No mesmo instante me vi, a 20 mil quilômetros e a 65 anos de distância, olhando para centenas de volumes vermelhos da biblioteca municipal de Araraquara, as obras completas de Camilo, lembrando o desafio feito pelo bibliotecário Manaia a todos : quem enfrentará o autor de Amor de Perdição de cabo a rabo? A aposta foi ganha por Sergio Fenerich que a cada dois dias levava um exemplar, passava a noite lendo, de modo que em dois meses tinha atravessado todos. O professor de português, Jurandyr Gonçalves, nos contou a existência atribulada, desesperada, erótica, de Camilo, para ele personagem dostoievskiano: A vida desse homem foi escrever, escrever, sua única salvação, tormento, sonho.”.
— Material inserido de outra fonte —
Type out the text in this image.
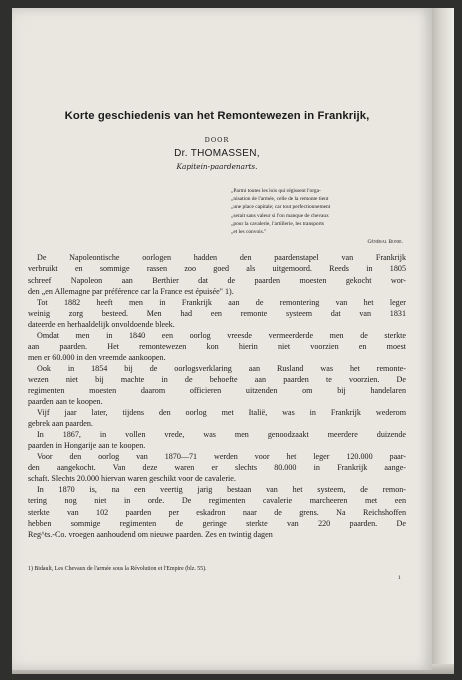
Korte geschiedenis van het Remontewezen in Frankrijk,
DOOR
Dr. THOMASSEN,
Kapitein-paardenarts.
„Parmi toutes les lois qui régissent l'orga-
„nisation de l'armée, celle de la remonte tient
„une place capitale; car tout perfectionnement
„serait sans valeur si l'on manque de chevaux
„pour la cavalerie, l'artillerie, les transports
„et les convois."
Général Bonie.
De Napoleontische oorlogen hadden den paardenstapel van Frankrijk
verbruikt en sommige rassen zoo goed als uitgemoord. Reeds in 1805
schreef Napoleon aan Berthier dat de paarden moesten gekocht wor-
den „en Allemagne par préférence car la France est épuisée" 1).
Tot 1882 heeft men in Frankrijk aan de remontering van het leger
weinig zorg besteed. Men had een remonte systeem dat van 1831
dateerde en herhaaldelijk onvoldoende bleek.
Omdat men in 1840 een oorlog vreesde vermeerderde men de sterkte
aan paarden. Het remontewezen kon hierin niet voorzien en moest
men er 60.000 in den vreemde aankoopen.
Ook in 1854 bij de oorlogsverklaring aan Rusland was het remonte-
wezen niet bij machte in de behoefte aan paarden te voorzien. De
regimenten moesten daarom officieren uitzenden om bij handelaren
paarden aan te koopen.
Vijf jaar later, tijdens den oorlog met Italië, was in Frankrijk wederom
gebrek aan paarden.
In 1867, in vollen vrede, was men genoodzaakt meerdere duizende
paarden in Hongarije aan te koopen.
Voor den oorlog van 1870—71 werden voor het leger 120.000 paar-
den aangekocht. Van deze waren er slechts 80.000 in Frankrijk aange-
schaft. Slechts 20.000 hiervan waren geschikt voor de cavalerie.
In 1870 is, na een veertig jarig bestaan van het systeem, de remon-
tering nog niet in orde. De regimenten cavalerie marcheeren met een
sterkte van 102 paarden per eskadron naar de grens. Na Reichshoffen
hebben sommige regimenten de geringe sterkte van 220 paarden. De
Reg^ts.-Co. vroegen aanhoudend om nieuwe paarden. Zes en twintig dagen
1) Bidault, Les Chevaux de l'armée sous la Révolution et l'Empire (blz. 55).
1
Até hoje, ninguém esqueceu a gargalhada estentórea de João Ubaldo Ribeiro. Desta 18a Correntes trago a risada esfuziante de Inês Pedrosa, a alegria por reencontrar Almeida Faria, amizade de 40 anos, belíssimo escritor (Tomara O Conquistador tenha chegado as livrarias brasileiras), o estar com Rui Zink. Com Valter Hugo Mãe e Vasco Rosa a conversa rolou pela madrugada, embalada por uma aguardente velha dourada do Porto. Valter passou voando, ia para a Polonia no dia seguinte, homem do mundo.